Philip Jones Griffiths
[Photojournalist, b. 1936, Rhuddian, Wales, d. 2008, London.]

 The twentieth century was the time of photography, when almost everything of importance was recorded and considered true because it was photographed. Nowadays nearly anyone can produce a photograph of Ladybird Johnson standing on the grassy knoll with a smoking gun in her hand and no one can prove it’s a fake. 

Anthony Aziz

 ... with the end of truth in photography has come a corresponding loss of trust; every image, every representation, is now a potential fraud. And as the eternal debate rages on about the appearance of truth and truth itself, simulation is the only truth we can trust. 

George Orwell (Eric Arthur Blair)
[Writer, b. 1903, Motihari, Bengal, India, d. 1950, London.]

 It was true that there was no such person as Comrade Oglivy, but a few lines of print and a couple of faked photographs would soon bring him into existence... Comrade Oglivy, who had never existed in the present, now existed in the past, and when once the act of forgery was forgotten, he would exist just as authentically, and upon the same evidence, as Charlemagne or Julius Caesar. 

John Szarkowski
[Curator, critic, historian, and photographer, b. 1925, Ashland, Wisconsin, d. 2007, Pittsfield, Massachusetts.]

 A beginning photographer hopes to learn to use the medium to describe the truth. The intelligent journeyman has learned that there is not enough film to do that. 

Leonard Freed
[Photographer, b. 1929, Brooklyn, New York, d. 2006, Garrison, New York.]

 Ultimately photography is about who you are.

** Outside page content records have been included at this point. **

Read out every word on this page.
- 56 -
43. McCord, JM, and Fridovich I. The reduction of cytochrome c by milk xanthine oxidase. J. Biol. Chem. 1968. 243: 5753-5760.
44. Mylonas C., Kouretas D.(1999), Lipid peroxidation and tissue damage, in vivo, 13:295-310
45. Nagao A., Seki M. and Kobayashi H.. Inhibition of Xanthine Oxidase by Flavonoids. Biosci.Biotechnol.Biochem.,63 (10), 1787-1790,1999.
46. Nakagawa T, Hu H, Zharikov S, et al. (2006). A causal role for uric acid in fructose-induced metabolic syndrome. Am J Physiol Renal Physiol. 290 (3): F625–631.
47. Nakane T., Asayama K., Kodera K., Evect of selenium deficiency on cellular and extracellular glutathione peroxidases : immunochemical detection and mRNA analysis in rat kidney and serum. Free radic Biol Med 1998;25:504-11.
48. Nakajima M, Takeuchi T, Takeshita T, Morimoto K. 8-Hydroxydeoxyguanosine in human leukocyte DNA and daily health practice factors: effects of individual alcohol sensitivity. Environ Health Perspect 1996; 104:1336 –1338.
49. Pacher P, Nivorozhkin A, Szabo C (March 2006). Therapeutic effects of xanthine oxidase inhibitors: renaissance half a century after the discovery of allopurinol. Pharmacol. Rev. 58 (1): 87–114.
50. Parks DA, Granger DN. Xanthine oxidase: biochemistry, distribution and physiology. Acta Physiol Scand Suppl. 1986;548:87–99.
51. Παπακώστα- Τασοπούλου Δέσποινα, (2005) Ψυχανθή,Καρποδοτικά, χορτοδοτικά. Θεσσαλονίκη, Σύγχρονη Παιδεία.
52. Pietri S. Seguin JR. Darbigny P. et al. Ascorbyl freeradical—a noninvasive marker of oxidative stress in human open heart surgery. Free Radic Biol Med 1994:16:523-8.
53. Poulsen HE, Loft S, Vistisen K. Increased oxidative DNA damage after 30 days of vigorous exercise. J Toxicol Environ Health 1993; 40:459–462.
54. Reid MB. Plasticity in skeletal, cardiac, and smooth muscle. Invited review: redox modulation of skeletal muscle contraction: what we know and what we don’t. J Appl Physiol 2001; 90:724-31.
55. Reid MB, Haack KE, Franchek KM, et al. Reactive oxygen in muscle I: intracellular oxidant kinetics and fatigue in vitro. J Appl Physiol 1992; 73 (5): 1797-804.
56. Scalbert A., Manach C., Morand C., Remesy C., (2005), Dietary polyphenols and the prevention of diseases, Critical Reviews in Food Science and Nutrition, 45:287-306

It’s the seeking of truth in relation to yourself. And seeking truth becomes a habit. 

Robert Rauschenberg
[Artist, b. 1925, Port Arthur, Texas, d. 2008, Captiva Island, Florida.]

 Whatever is there [in the camera’s eye] is a truth, but a truth you have to believe in. What you see in front of you is a fact. You click when you believe it’s the truth.